I am currently on the administrative market. I've had one interview, and this topic did not come up, but listed in the job description of my second interview is "Knowledge of and ability to use current administrative and educational technologies." Is there any general consensus of what this means? The educational technologies, I think I probably understand more than administrative. Would you assume they are looking for particular software knowledge? If so what are the most common administrative software applications?
I'd guess that 'educational technologies' refers to learning management systems (WebCT, Sakai, etc), and to some of the trappings of the modern classroom (PowerPoint, clickers, podcasts, etc). Depending on how progressive the place is, it could also refer to some of the support programs that often accompany distance learning, like lockdown browsers, online quiz apps, and the like. In a given program, it could also refer to program-specific technologies.
'Administrative technologies' sounds vaguely Foucauldian, though in practice, it's probably somewhat less sinister than that. The most common uses of that term, in my experience, are in reference to either budgeting software or the ERP system. (ERP alternately stands for 'enterprise resource planning,' or the sound you make when you try to get it to work.) The ERP system is the central nervous system of the college. (Datatel and Banner are the two I've seen most often, though there are others.) It handles course scheduling, student registration, student grades, graduation audits (automated checks of student records against archived curricula, to show you what remaining courses a student needs to graduate), room assignments, and in some cases, purchase requisitions. These systems are deadly boring, but incredibly important. When they screw up, it's a very big deal.
(When I was there, Proprietary U had a legacy ERP of its own design, which it has since replaced. It was awful, and some of us believe to this day that it was haunted. One semester it automatically generated dismissal notices to every graduating senior the day after graduation. The phone calls could be described as 'irate' and 'legion.')
Knowing how to make an ERP do handstands can make you a very valuable commodity, depending on the level of position you hold. Most Institutional Research reports are run through the ERP, so seemingly banal decisions like “how to code the cohort of students in this option of that major” have ripple effects years later. Knowing how to pull the relevant numbers from the ERP for a given query, without inadvertently distorting the results, requires a tricky mix of art and science. I've known people (hi!) who know which questions to ask, but who don't have the first clue how to make the system generate an answer. And I've known people who can make the system sing, but who don't have enough of a grasp of the academic context to know how to phrase a query; these folks can generate mountains of completely meaningless data without even knowing they're doing it.

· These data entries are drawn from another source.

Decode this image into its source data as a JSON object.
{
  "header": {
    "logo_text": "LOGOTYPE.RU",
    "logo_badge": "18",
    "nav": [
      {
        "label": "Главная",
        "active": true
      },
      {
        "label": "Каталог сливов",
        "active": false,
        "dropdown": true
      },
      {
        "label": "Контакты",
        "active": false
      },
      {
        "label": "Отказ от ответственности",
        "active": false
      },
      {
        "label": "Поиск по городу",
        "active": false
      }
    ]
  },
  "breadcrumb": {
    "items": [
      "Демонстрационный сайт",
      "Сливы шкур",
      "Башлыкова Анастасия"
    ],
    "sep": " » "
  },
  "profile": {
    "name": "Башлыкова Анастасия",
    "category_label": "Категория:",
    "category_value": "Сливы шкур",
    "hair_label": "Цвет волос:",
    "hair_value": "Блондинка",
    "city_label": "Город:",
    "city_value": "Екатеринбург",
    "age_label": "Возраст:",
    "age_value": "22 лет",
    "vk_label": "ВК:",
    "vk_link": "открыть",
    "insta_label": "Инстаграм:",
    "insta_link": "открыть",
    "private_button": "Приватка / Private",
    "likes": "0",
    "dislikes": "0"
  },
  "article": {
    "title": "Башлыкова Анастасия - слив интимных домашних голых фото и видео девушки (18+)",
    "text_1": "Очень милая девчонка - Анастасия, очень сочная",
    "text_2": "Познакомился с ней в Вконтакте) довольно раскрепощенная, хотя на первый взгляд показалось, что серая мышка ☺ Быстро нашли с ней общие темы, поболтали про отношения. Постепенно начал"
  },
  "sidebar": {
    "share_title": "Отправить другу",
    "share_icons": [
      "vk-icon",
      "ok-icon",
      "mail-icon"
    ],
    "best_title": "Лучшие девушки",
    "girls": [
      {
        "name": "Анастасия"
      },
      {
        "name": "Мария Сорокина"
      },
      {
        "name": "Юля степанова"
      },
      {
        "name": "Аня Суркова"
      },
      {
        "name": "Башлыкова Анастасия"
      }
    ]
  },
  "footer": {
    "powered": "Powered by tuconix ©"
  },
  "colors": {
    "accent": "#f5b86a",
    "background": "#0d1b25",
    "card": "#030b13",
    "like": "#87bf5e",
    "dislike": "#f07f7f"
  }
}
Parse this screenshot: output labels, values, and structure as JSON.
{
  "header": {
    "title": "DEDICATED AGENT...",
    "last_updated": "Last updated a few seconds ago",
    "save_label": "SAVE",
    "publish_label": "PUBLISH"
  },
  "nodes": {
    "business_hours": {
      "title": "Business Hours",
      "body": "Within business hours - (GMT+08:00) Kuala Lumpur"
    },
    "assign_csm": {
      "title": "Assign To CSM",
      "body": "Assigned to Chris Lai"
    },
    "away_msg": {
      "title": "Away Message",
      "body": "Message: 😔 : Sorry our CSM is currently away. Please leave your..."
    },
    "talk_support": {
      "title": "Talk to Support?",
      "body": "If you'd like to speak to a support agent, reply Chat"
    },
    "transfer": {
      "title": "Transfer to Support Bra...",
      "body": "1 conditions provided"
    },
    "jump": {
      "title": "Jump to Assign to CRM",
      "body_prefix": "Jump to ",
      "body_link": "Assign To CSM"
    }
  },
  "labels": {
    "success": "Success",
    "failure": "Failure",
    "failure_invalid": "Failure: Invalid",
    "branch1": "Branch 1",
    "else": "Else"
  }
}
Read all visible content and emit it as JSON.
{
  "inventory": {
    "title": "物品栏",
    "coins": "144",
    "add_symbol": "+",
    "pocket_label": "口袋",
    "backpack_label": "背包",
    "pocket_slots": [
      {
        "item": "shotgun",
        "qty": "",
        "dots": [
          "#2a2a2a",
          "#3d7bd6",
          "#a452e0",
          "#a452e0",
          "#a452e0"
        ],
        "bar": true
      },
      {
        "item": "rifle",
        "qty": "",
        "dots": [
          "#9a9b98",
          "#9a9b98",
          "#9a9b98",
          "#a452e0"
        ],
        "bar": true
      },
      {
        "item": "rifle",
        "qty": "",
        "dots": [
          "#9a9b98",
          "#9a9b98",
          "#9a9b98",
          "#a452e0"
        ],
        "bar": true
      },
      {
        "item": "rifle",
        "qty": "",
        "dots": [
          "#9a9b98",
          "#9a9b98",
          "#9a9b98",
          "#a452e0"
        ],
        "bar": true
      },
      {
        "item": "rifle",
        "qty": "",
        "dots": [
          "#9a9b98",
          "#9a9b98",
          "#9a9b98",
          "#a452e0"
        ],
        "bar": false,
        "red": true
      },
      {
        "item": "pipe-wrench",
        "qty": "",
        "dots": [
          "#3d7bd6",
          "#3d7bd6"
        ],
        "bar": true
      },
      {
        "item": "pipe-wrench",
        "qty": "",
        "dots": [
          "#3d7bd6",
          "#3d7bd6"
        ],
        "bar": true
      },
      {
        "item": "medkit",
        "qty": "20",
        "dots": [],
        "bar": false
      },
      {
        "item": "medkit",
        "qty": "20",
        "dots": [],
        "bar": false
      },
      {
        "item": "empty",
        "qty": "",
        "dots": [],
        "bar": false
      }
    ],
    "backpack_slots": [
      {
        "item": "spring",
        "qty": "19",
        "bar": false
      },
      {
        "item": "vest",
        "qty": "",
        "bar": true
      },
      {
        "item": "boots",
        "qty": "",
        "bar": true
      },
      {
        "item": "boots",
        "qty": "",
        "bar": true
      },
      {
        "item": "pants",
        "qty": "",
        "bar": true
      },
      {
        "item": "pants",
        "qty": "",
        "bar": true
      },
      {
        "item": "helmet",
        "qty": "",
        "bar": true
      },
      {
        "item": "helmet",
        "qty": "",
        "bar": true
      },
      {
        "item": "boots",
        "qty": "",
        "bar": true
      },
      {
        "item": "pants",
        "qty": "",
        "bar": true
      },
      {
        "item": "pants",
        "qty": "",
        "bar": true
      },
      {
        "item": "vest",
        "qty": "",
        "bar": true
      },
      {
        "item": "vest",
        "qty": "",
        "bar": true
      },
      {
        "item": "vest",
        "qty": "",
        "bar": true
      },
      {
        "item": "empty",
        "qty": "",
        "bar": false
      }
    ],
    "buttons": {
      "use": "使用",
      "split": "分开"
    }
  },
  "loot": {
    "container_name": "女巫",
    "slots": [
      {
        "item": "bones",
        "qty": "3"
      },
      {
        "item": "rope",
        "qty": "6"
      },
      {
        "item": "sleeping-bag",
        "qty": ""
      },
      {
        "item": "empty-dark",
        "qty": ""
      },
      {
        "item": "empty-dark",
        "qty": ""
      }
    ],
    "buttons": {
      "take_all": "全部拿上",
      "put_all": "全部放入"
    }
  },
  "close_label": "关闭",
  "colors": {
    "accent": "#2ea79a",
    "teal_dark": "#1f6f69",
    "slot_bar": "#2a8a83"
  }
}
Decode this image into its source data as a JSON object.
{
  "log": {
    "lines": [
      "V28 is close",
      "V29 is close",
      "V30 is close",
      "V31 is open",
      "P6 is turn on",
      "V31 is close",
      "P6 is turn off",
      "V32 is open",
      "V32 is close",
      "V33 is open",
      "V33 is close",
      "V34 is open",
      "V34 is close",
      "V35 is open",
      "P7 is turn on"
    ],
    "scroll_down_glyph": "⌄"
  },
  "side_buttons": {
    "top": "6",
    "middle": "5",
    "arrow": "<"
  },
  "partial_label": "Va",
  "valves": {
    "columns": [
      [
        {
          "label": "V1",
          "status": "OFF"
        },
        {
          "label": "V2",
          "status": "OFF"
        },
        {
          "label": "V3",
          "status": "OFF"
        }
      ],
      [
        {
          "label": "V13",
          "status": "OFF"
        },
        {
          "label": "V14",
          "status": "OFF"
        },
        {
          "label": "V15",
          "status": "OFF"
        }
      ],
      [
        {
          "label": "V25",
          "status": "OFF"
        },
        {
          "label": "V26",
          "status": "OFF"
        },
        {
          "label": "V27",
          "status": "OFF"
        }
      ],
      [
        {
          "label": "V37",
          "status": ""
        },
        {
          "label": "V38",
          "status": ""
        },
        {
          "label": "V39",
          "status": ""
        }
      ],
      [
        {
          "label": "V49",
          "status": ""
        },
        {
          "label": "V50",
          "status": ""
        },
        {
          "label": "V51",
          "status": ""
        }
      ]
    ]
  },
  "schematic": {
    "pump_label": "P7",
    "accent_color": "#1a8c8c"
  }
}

ERPs and FERPA don't mix. (I am soooo much fun at parties...) FERPA dictates which bits of student information are available to which kind of employee. ERPs were designed by software engineers. In practice, that means that, say, the one piece of information that a professor needs to advise a student properly is often trapped on a screen with other information to which the professor is not entitled access. Clunky workarounds ensue. Local IT departments are loathe to custom-program, since that quickly leads down the primrose path of endless patching. I've been trapped in multiple-hour meetings during which lots of intense people with very partial information debate third-level workarounds for parsing access according to what amount to clearances. Life is much too short for such things.
Depending on the job for which you're applying, the degree to which you'll need to be an ERP jockey can vary widely. I'm guessing that if they bothered to specify it, they're expecting something. Each system has its quirks, but if you can navigate your way around one, you can learn another. To the extent that you can demonstrate that you're not a technophobe, and that you're capable of working with a system sufficiently to get what you need, you'll probably be okay.
Wise and worldly readers – any good ERP stories out there?